In our study, we found that those who were exclusively breastfed, properly immunized for age, and had fewer than two siblings (in cases of multiple births) had significantly lower odds of ARI in childhood. Studies from different countries have provided similar results [10, 32, 36]. Having more siblings reduces the mothers’ attention on individual children, thus increasing the chance of different diseases. Immunoglobulins in breast milk help significantly reduce the risk of ARI in children. The healthy children had fewer odds of ARI, but the association was not significant, which contrasts with the findings of other countries [36, 46].

Improving home ventilation is a low-cost strategy. It involves simply opening windows and doors to disperse excess CO2 and create an environment less conducive to the growth of harmful microorganisms. Additionally, discouraging indoor smoking is another low-cost measure that can reduce ARIs in children and help mitigate the risk of premature birth, which is also independently associated with ARIs. Supporting this, continuation of breastfeeding for at least six months and offering guidance to mothers with larger families is essential. Furthermore, the population-based approach prioritizes health education, especially in rural areas, to reduce reliance on unclean cooking fuels and promote improved sanitation facilities. Complementing these efforts, broader initiatives aimed at poverty reduction, social equity and establishing a supportive social welfare system can ensure that residents are not compelled to live in overcrowded, inadequate spaces due to sudden financial shocks.

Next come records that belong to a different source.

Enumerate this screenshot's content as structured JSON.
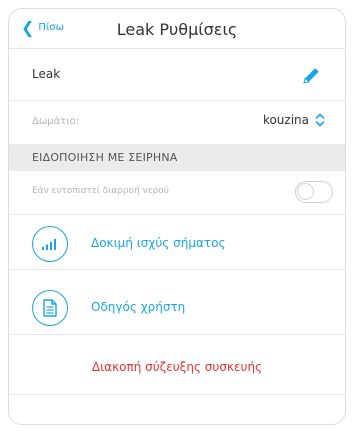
{
  "nav": {
    "back_label": "Πίσω",
    "title": "Leak Ρυθμίσεις"
  },
  "device": {
    "name": "Leak"
  },
  "room": {
    "label": "Δωμάτιο:",
    "value": "kouzina"
  },
  "section": {
    "title": "ΕΙΔΟΠΟΙΗΣΗ ΜΕ ΣΕΙΡΗΝΑ"
  },
  "leak_alert": {
    "label": "Εάν εντοπιστεί διαρροή νερού",
    "enabled": false
  },
  "actions": {
    "signal_test": "Δοκιμή ισχύς σήματος",
    "user_guide": "Οδηγός χρήστη",
    "unpair": "Διακοπή σύζευξης συσκευής"
  },
  "colors": {
    "accent": "#1aa6e6",
    "danger": "#e8322f",
    "section_bg": "#ebebeb"
  }
}
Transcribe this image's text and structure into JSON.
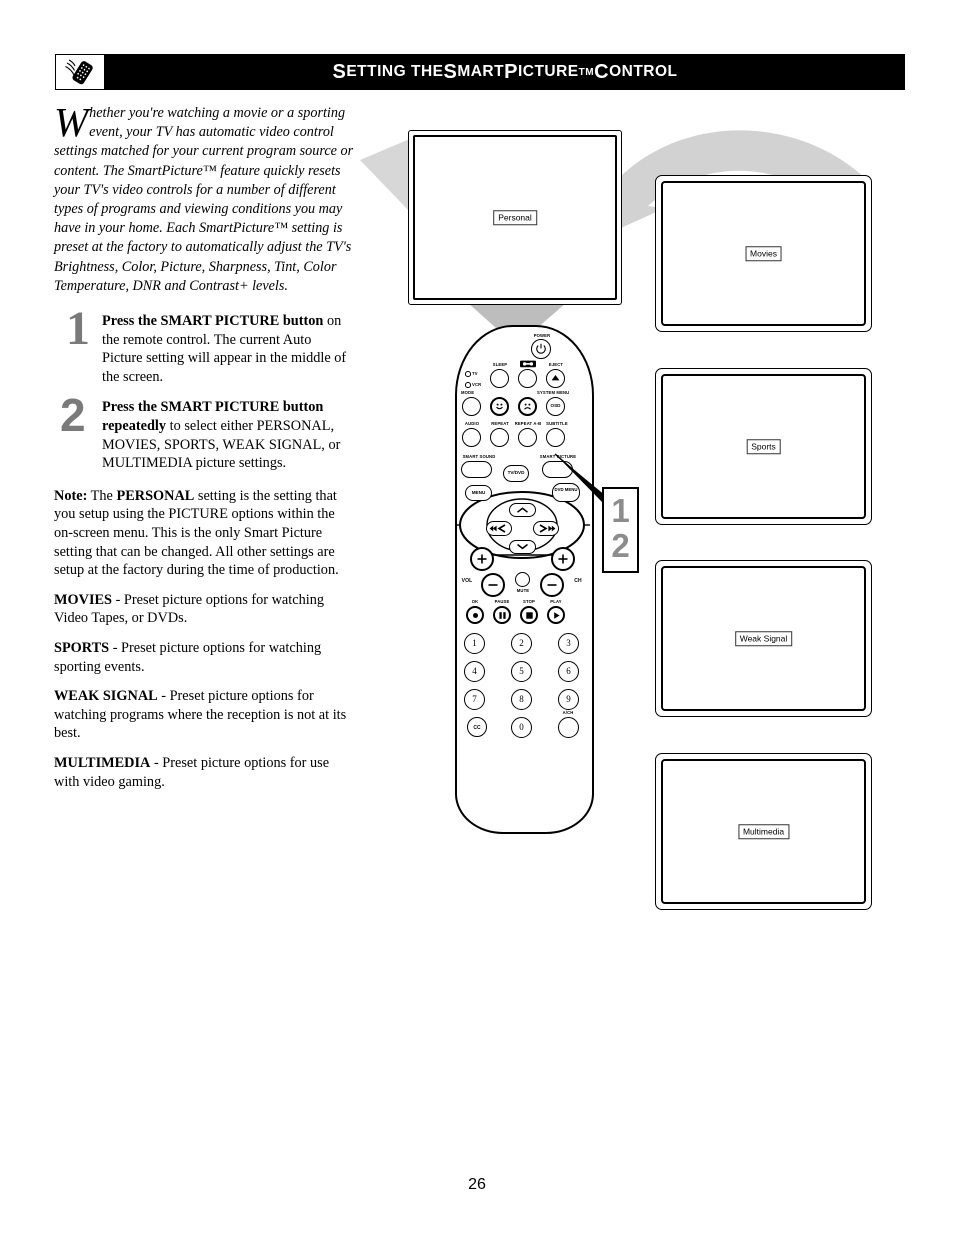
{
  "header": {
    "icon": "remote-control-icon",
    "title_parts": [
      "S",
      "ETTING THE ",
      "S",
      "MART",
      "P",
      "ICTURE",
      "TM",
      " C",
      "ONTROL"
    ],
    "title_full": "SETTING THE SMARTPICTURE™ CONTROL"
  },
  "intro": {
    "dropcap": "W",
    "text": "hether you're watching a movie or a sporting event, your TV has automatic video control settings matched for your current program source or content. The SmartPicture™ feature quickly resets your TV's video controls for a number of different types of programs and viewing conditions you may have in your home. Each SmartPicture™ setting is preset at the factory to automatically adjust the TV's Brightness, Color, Picture, Sharpness, Tint, Color Temperature, DNR and Contrast+ levels."
  },
  "steps": [
    {
      "number": "1",
      "bold_lead": "Press the SMART PICTURE button",
      "rest": " on the remote control. The current Auto Picture setting will appear in the middle of the screen."
    },
    {
      "number": "2",
      "bold_lead": "Press the SMART PICTURE button repeatedly",
      "rest": " to select either PERSONAL, MOVIES, SPORTS, WEAK SIGNAL, or MULTIMEDIA  picture settings."
    }
  ],
  "notes": [
    {
      "lead": "Note:",
      "lead2": "PERSONAL",
      "text": " setting is the setting that you setup using the PICTURE options within the on-screen menu. This is the only Smart Picture setting that can be changed. All other settings are setup at the factory during the time of production.",
      "mid": " The "
    },
    {
      "lead": "MOVIES",
      "text": " - Preset picture options for watching Video Tapes, or DVDs."
    },
    {
      "lead": "SPORTS",
      "text": " - Preset picture options for watching sporting events."
    },
    {
      "lead": "WEAK SIGNAL",
      "text": " - Preset picture options for watching programs where the reception is not at its best."
    },
    {
      "lead": "MULTIMEDIA",
      "text": " - Preset picture options for use with video gaming."
    }
  ],
  "diagram": {
    "tv_main_osd": "Personal",
    "screens": [
      {
        "name": "movies",
        "osd": "Movies"
      },
      {
        "name": "sports",
        "osd": "Sports"
      },
      {
        "name": "weak",
        "osd": "Weak Signal"
      },
      {
        "name": "multimedia",
        "osd": "Multimedia"
      }
    ],
    "callout": {
      "line1": "1",
      "line2": "2",
      "color": "#8c8c8c"
    },
    "arrow_color": "#c9c9c9"
  },
  "remote": {
    "labels": {
      "power": "POWER",
      "sleep": "SLEEP",
      "eject": "EJECT",
      "tv": "TV",
      "vcr": "VCR",
      "mode": "MODE",
      "system_menu": "SYSTEM MENU",
      "osd": "OSD",
      "audio": "AUDIO",
      "repeat": "REPEAT",
      "repeat_ab": "REPEAT A-B",
      "subtitle": "SUBTITLE",
      "smart_sound": "SMART SOUND",
      "smart_picture": "SMART PICTURE",
      "tv_dvd": "TV/DVD",
      "menu": "MENU",
      "dvd_menu": "DVD MENU",
      "vol": "VOL",
      "ch": "CH",
      "mute": "MUTE",
      "ok": "OK",
      "pause": "PAUSE",
      "stop": "STOP",
      "play": "PLAY",
      "ach": "A/CH",
      "cc": "CC"
    },
    "keypad": [
      "1",
      "2",
      "3",
      "4",
      "5",
      "6",
      "7",
      "8",
      "9",
      "CC",
      "0",
      ""
    ]
  },
  "page_number": "26"
}
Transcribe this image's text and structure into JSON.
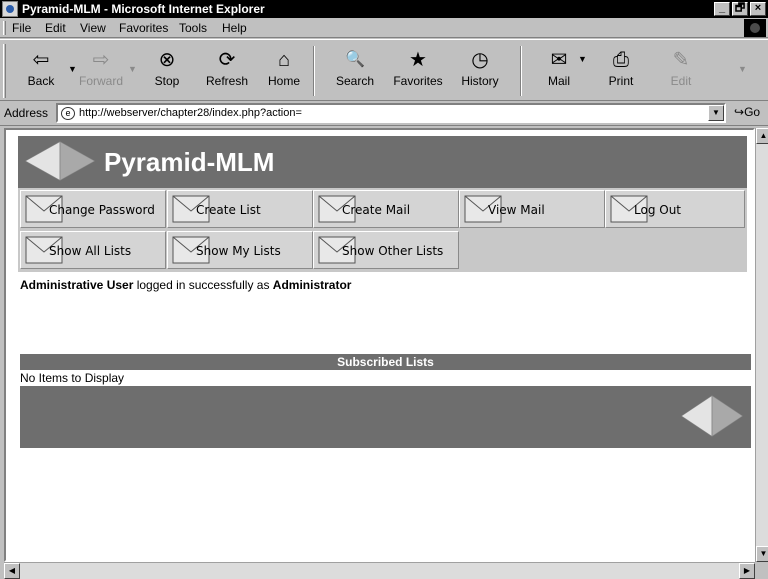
{
  "window": {
    "title": "Pyramid-MLM - Microsoft Internet Explorer",
    "controls": [
      "_",
      "🗗",
      "×"
    ]
  },
  "menubar": {
    "items": [
      {
        "label": "File"
      },
      {
        "label": "Edit"
      },
      {
        "label": "View"
      },
      {
        "label": "Favorites"
      },
      {
        "label": "Tools"
      },
      {
        "label": "Help"
      }
    ]
  },
  "toolbar": {
    "buttons": [
      {
        "label": "Back",
        "icon": "back-arrow-icon",
        "glyph": "⇦",
        "enabled": true
      },
      {
        "label": "Forward",
        "icon": "forward-arrow-icon",
        "glyph": "⇨",
        "enabled": false
      },
      {
        "label": "Stop",
        "icon": "stop-icon",
        "glyph": "⊗",
        "enabled": true
      },
      {
        "label": "Refresh",
        "icon": "refresh-icon",
        "glyph": "⟳",
        "enabled": true
      },
      {
        "label": "Home",
        "icon": "home-icon",
        "glyph": "⌂",
        "enabled": true
      },
      {
        "label": "Search",
        "icon": "search-icon",
        "glyph": "🔍",
        "enabled": true
      },
      {
        "label": "Favorites",
        "icon": "favorites-icon",
        "glyph": "★",
        "enabled": true
      },
      {
        "label": "History",
        "icon": "history-icon",
        "glyph": "◷",
        "enabled": true
      },
      {
        "label": "Mail",
        "icon": "mail-icon",
        "glyph": "✉",
        "enabled": true
      },
      {
        "label": "Print",
        "icon": "print-icon",
        "glyph": "⎙",
        "enabled": true
      },
      {
        "label": "Edit",
        "icon": "edit-icon",
        "glyph": "✎",
        "enabled": false
      }
    ]
  },
  "addressbar": {
    "label": "Address",
    "url": "http://webserver/chapter28/index.php?action=",
    "go_label": "Go"
  },
  "page": {
    "site_title": "Pyramid-MLM",
    "nav": [
      {
        "label": "Change Password"
      },
      {
        "label": "Create List"
      },
      {
        "label": "Create Mail"
      },
      {
        "label": "View Mail"
      },
      {
        "label": "Log Out"
      },
      {
        "label": "Show All Lists"
      },
      {
        "label": "Show My Lists"
      },
      {
        "label": "Show Other Lists"
      }
    ],
    "login_message": {
      "user": "Administrative User",
      "middle": " logged in successfully as ",
      "role": "Administrator"
    },
    "section_title": "Subscribed Lists",
    "empty_message": "No Items to Display"
  },
  "colors": {
    "banner": "#6e6e6e",
    "nav_background": "#c8c8c8",
    "titlebar": "#000000"
  }
}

Our analysis had some limitations that need to be acknowledged. It was tertiary hospital-based research and, therefore, did not highlight the hidden aspect of the iceberg epidemic, including mother-child pairs who could not use hospital facilities or even primary health care. Recruiting controls at the hospital may have introduced a self-selection bias. Future research should use a longitudinal sample to confirm the causal relations between public and private hospitals nationwide. Further, research could comprehensively explore the causal relationships between various factors and ARI incidence.

Conclusion

The study hypotheses were adequately tested to confirm that in-house environmental factors in Bangladesh have an apparent, significant influence on childhood ARI, especially unimproved household sanitation facilities, in-house crowding (children living in a house where more than three people live in a bedroom), and in-house smoking, which were found to be important influencers in developing acute respiratory infection among under-five children. In addition, higher birth order and preterm birth were also found to play an important role in the development of ARI. Conversely, exclusive breastfeeding might significantly reduce ARIs in children under five in Bangladesh.